There are, however, generally accepted exceptions to the principle of non-retroactivity. For instance, the principle of retroactivity may not apply to an action of a host state that constitutes a continuous or composite act. A continuous act has been defined as a single act that extends over the entire time during which the act continues to breach an international obligation. A composite act is made up of a ‘series of actions or omissions defined in aggregate as wrongful’. Note, however, that a ‘composite act’ does not crystallise until the last portion of the series of acts or omissions that constitute the alleged breach under the investment treaty occurs. Nevertheless, there does not seem to be an agreed position on the extent of the relevance of continuous and composite acts. For instance, while some tribunals take the view that continuous or composite acts before the treaty enters into force are relevant only as factual background, others have opted for the opposite position and have appeared to give these acts more weight and relevance beyond merely setting out the factual background.
Some investment treaties provide a time frame within which a claim must be instituted against the host state in the event of an alleged breach. The recent United States–Mexico–Canada Agreement, for example, provides that ‘an investor may not claim if more than four years have elapsed from the date on which the investor first acquired, or should have first acquired knowledge of the alleged breach and knowledge that the investor has incurred loss or damage’. While some tribunals have enforced the limitation period strictly and held that it is ‘“clear and rigid” and it is not subject to any suspension, prolongation or other qualification’, others have hinted that the limitation period may be renewed (in relation to continuing breaches) or suspended for deserving circumstances. If an investment treaty is silent on the point, tribunals typically apply the principles of customary international law in deciding the issue, and lean towards allowing such claims unless the claimant was so dilatory and negligent that it would be inequitable to consider its claim.
A tribunal may also have jurisdiction over a claim arising after a treaty has been terminated. Usually, the termination of an investment treaty does not end its protections and obligations forthwith. Sunset clauses in investment treaties often offer continued protection for investment after the termination of a treaty, usually between 10 and 15 years, and can extend up to 20 years. For example, the Nigeria–China BIT (2001) stipulates post-treaty protection of 10 years, while the United Kingdom–China BIT (1986) provides for post-termination treaty protection of 15 years.

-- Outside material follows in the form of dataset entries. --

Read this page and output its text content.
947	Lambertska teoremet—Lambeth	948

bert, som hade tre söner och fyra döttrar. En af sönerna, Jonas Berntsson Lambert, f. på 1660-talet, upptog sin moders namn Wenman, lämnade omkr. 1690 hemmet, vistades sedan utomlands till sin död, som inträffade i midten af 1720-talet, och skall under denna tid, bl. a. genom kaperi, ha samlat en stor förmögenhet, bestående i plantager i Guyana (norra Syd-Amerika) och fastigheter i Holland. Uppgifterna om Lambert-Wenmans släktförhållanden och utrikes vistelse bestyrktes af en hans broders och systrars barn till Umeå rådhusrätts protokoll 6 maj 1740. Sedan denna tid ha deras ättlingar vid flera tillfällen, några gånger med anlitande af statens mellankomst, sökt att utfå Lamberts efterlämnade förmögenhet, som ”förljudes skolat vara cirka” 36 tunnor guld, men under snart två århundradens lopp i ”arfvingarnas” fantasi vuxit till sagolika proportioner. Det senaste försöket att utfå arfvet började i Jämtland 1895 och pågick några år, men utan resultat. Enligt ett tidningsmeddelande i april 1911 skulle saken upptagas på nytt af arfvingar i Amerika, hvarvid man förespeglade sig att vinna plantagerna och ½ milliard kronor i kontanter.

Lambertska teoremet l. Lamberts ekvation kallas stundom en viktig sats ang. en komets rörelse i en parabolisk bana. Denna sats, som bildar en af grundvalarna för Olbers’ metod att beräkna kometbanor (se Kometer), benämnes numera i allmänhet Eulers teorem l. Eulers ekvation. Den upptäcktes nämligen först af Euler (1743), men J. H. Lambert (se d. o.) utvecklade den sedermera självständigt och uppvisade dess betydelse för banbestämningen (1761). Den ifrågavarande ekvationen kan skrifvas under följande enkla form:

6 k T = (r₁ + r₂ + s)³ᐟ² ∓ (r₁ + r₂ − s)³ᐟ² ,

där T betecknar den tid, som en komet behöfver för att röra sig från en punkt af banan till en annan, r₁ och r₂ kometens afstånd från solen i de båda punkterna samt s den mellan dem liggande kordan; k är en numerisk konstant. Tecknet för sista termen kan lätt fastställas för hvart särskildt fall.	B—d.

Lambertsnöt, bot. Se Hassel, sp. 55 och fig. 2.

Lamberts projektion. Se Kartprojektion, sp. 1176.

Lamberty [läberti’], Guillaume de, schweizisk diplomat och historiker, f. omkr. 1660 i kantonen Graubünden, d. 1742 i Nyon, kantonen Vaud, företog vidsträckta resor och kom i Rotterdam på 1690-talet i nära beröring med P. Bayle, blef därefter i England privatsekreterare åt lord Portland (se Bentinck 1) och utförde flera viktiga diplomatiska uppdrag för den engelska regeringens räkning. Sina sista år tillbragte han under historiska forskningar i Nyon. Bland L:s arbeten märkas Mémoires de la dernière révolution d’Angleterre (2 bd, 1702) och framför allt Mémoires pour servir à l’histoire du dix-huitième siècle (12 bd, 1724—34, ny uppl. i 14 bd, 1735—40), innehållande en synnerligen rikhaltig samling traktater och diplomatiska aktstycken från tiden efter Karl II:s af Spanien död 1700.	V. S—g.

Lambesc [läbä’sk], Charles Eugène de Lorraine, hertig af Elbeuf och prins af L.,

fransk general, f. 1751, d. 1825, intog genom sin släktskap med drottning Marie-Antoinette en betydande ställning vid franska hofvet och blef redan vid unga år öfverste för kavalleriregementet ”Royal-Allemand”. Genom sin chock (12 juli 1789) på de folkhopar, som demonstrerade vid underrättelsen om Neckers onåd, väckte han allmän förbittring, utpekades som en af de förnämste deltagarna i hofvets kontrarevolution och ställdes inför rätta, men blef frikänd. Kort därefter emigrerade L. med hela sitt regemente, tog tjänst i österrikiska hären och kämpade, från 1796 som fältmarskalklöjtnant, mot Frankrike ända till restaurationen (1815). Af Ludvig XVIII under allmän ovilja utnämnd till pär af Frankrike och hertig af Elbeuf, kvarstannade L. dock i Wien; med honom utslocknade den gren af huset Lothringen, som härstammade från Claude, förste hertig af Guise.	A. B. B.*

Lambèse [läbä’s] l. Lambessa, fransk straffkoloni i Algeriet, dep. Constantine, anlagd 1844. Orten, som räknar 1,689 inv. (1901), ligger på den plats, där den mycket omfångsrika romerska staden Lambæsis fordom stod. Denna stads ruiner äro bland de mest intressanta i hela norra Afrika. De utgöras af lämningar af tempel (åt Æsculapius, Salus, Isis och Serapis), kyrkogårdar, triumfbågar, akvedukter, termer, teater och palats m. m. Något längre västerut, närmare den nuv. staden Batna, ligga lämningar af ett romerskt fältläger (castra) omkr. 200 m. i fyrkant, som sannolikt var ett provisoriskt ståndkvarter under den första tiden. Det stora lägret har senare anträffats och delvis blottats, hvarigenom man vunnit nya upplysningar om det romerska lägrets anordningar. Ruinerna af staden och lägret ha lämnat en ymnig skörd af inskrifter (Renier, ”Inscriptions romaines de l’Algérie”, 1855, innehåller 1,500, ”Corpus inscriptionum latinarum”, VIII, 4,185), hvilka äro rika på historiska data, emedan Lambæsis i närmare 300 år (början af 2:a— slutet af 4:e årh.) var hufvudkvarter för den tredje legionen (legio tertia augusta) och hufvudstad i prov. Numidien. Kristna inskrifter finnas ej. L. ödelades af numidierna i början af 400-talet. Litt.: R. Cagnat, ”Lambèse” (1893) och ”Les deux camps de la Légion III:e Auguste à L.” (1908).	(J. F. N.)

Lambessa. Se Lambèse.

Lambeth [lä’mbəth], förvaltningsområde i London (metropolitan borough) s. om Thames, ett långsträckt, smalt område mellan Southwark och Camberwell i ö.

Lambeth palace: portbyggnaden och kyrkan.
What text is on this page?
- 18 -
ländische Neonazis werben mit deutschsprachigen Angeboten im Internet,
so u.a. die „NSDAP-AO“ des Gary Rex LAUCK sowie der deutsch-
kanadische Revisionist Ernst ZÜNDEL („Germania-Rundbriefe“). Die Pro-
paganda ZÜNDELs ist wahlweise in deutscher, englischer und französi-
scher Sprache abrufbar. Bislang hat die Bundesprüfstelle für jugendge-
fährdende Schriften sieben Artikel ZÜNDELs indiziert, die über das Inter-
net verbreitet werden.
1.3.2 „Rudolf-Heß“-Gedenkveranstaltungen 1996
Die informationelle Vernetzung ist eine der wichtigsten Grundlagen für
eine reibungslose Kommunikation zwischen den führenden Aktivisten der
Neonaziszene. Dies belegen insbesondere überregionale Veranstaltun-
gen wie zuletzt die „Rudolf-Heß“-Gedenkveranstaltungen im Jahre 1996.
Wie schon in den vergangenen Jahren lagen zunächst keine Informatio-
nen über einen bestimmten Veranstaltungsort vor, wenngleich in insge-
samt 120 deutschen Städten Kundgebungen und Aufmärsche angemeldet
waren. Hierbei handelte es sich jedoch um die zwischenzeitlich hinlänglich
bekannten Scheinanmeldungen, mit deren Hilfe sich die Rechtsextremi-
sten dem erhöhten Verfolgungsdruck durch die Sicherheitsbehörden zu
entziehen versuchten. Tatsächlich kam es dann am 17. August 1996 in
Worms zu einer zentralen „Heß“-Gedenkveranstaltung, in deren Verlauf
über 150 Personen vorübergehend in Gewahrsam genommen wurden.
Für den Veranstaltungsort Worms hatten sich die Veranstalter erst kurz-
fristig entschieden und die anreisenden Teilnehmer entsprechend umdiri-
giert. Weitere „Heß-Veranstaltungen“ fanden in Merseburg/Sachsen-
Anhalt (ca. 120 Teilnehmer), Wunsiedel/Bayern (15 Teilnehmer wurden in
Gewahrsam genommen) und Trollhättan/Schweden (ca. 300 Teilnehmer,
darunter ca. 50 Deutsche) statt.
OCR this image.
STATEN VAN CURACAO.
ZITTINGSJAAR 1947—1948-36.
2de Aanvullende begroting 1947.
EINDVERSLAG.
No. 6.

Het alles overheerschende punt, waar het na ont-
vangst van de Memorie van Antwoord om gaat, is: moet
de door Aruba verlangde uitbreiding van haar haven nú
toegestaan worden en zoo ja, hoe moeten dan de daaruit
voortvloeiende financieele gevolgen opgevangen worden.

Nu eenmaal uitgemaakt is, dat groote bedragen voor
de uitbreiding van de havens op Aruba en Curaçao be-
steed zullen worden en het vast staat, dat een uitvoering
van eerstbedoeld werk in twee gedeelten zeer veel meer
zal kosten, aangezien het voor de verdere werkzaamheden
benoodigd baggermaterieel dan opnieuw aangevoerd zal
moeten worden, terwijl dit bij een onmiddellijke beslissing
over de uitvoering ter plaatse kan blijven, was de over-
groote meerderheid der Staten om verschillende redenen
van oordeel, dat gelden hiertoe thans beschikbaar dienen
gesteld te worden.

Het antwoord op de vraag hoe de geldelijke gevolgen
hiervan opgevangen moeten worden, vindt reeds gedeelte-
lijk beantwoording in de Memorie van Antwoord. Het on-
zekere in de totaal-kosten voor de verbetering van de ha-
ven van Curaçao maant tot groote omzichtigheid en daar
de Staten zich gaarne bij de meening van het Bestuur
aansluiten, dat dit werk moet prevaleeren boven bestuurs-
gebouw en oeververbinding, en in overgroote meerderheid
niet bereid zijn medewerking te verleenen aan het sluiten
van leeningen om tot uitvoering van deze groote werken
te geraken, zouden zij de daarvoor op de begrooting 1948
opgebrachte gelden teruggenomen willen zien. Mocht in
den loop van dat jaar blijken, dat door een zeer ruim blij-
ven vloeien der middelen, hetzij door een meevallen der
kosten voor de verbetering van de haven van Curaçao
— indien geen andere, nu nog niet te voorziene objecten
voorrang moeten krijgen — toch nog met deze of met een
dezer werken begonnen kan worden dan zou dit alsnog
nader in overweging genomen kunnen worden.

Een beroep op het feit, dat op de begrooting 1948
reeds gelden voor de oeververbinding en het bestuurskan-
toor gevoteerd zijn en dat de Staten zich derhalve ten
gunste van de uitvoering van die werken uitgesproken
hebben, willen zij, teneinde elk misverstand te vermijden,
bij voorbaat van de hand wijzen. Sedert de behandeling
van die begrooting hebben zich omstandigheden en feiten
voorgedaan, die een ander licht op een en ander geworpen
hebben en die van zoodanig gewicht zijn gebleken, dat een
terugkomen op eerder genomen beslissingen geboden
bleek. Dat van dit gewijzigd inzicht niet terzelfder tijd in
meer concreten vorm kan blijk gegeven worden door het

As seen in the foregoing discussions, the jurisdiction of the arbitral tribunal is a vital element in investment arbitration. All aspects of jurisdiction need to be considered, including subject-matter, personal, territorial and temporal jurisdiction. These varying facets of jurisdiction, including consent to arbitration, need to be analysed before taking steps to institute an arbitration claim, and that analysis should be carried out in a timely manner and with clarity against the backdrop of the relevant investment instrument upon which the prospective investment arbitration would be founded.